The relevant issue is not the good intentions of government programs, but how to implement them. The state purports to guarantee its recipients minimum needs. But the illusion of security that it creates is subject to constraints that even the state cannot control, for once demands outstrip resources, the painful process of contraction must take place. Our common law system offers no guarantees that help will be forthcoming, but relies on the decentralized efforts of private groups to fill this vital function. It’s too easy to be misled by the rhetoric of rights when the issue is performance. What reason is there to believe that the current system will be able to deliver the health care that it promises? It is not sufficient to set the aspirations high; it is also necessary to reach the target. It is just at this level that the current structure is beginning to crumble.

Epstein concludes the first half of this volume with a detailed analysis of "Clinton Care: The Shipwreck." The second half of the book deals with "Self-determination and Choice." He has some unique ideas about "Drug Harvesting" and "Transplantation," developed from an economic analysis of the issues. He does the same with "Active Euthanasia" and "Physician Assisted Suicide" making a case of patient choice. Then in a third chapter on "Abuse and Overreacting" he outlines the Dutch practice which has been extended far beyond the terminally ill. He then states that it may well be that both of these practices, namely euthanasia and physician assisted suicide should remain illegal, if only because of the potential for abuse in people least able to fend for themselves.
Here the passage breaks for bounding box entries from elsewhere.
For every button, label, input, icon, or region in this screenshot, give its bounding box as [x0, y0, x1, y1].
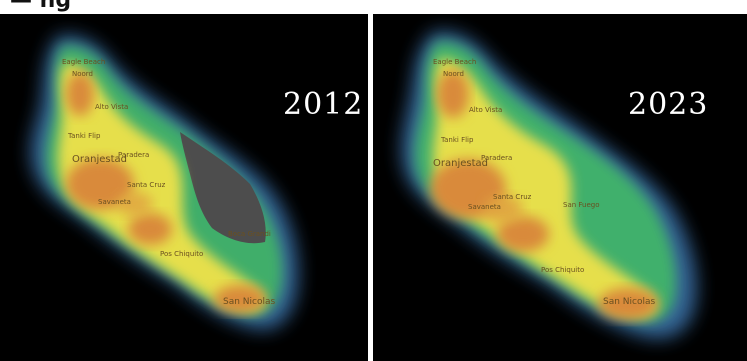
- place-label: Savaneta: [468, 203, 501, 211]
- heatmap-2023: Eagle Beach Noord Alto Vista Tanki Flip …: [401, 31, 697, 339]
- place-label: San Nicolas: [223, 297, 275, 307]
- gray-gap: [180, 132, 266, 244]
- place-label: Alto Vista: [95, 103, 128, 111]
- island-yellow: [57, 62, 265, 312]
- hotspot-savaneta: [497, 216, 549, 252]
- hotspot-noord: [437, 70, 469, 118]
- place-label: Oranjestad: [72, 154, 127, 165]
- hotspot-savaneta: [128, 213, 172, 245]
- place-label: Noord: [443, 70, 464, 78]
- place-label: Santa Cruz: [493, 193, 532, 201]
- island-yellow: [432, 58, 658, 317]
- place-label: Boca Grandi: [228, 230, 271, 238]
- place-label: Tanki Flip: [440, 136, 474, 144]
- place-label: Paradera: [118, 151, 149, 159]
- hotspot-center: [483, 195, 523, 223]
- place-label: San Nicolas: [603, 297, 655, 307]
- year-label: 2023: [628, 87, 709, 122]
- header-fragment: — ng: [10, 0, 72, 13]
- place-label: Tanki Flip: [67, 132, 101, 140]
- hotspot-san-nicolas: [214, 285, 266, 313]
- panel-divider: [368, 14, 373, 361]
- place-label: San Fuego: [563, 201, 600, 209]
- place-label: Savaneta: [98, 198, 131, 206]
- header-strip: — ng: [0, 0, 747, 14]
- place-label: Santa Cruz: [127, 181, 166, 189]
- place-label: Paradera: [481, 154, 512, 162]
- heatmap-panel-2023: Eagle Beach Noord Alto Vista Tanki Flip …: [373, 14, 747, 361]
- place-label: Alto Vista: [469, 106, 502, 114]
- heatmap-2012: Eagle Beach Noord Alto Vista Tanki Flip …: [30, 35, 299, 330]
- place-label: Eagle Beach: [62, 58, 105, 66]
- place-labels-2012: Eagle Beach Noord Alto Vista Tanki Flip …: [62, 58, 275, 307]
- hotspot-san-nicolas: [598, 288, 658, 320]
- place-labels-2023: Eagle Beach Noord Alto Vista Tanki Flip …: [433, 58, 655, 307]
- hotspot-center: [117, 192, 153, 216]
- hotspot-oranjestad: [66, 158, 134, 210]
- place-label: Oranjestad: [433, 158, 488, 169]
- place-label: Pos Chiquito: [541, 266, 584, 274]
- place-label: Pos Chiquito: [160, 250, 203, 258]
- year-label: 2012: [283, 87, 364, 122]
- hotspot-noord: [66, 72, 94, 116]
- place-label: Eagle Beach: [433, 58, 476, 66]
- place-label: Noord: [72, 70, 93, 78]
- heatmap-panel-2012: Eagle Beach Noord Alto Vista Tanki Flip …: [0, 14, 368, 361]
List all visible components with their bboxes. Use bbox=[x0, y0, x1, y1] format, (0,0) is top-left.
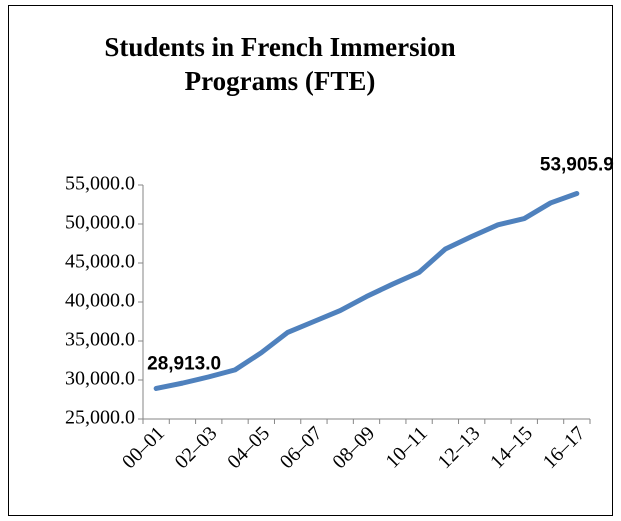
y-tick-label: 40,000.0 bbox=[65, 290, 135, 312]
chart-frame bbox=[8, 5, 613, 516]
y-tick-label: 25,000.0 bbox=[65, 407, 135, 429]
y-tick-label: 55,000.0 bbox=[65, 173, 135, 195]
y-tick-label: 35,000.0 bbox=[65, 329, 135, 351]
data-label: 28,913.0 bbox=[147, 353, 221, 374]
chart-title: Programs (FTE) bbox=[185, 66, 376, 96]
y-tick-label: 30,000.0 bbox=[65, 368, 135, 390]
y-tick-label: 50,000.0 bbox=[65, 212, 135, 234]
data-label: 53,905.9 bbox=[540, 155, 614, 176]
y-tick-label: 45,000.0 bbox=[65, 251, 135, 273]
chart-title: Students in French Immersion bbox=[104, 32, 455, 62]
data-line bbox=[153, 191, 580, 391]
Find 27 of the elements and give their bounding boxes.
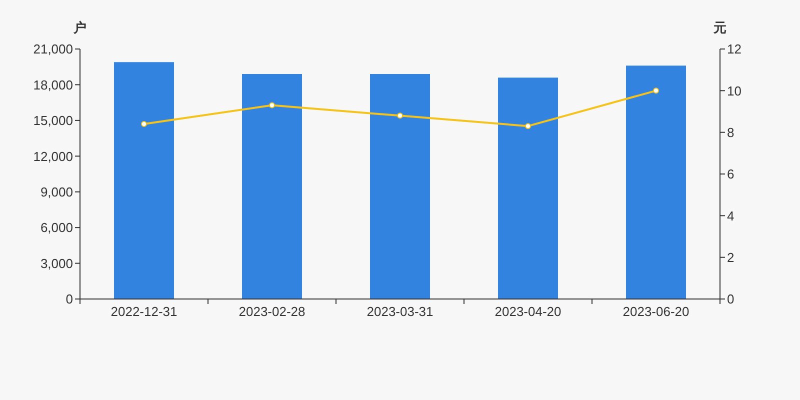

Hornberger and Ebeling state in their book, The Dangers of Socialized Medicine referenced above, that the debate over national health care is a debate over the future of the United States. This is a debate that we as physicians should not and cannot avoid. This volume should be on every physicians desk and we should make time available to read a chapter or two on a regular basis. It is also important that we bring this volume to the attention of our colleagues in organized medicine.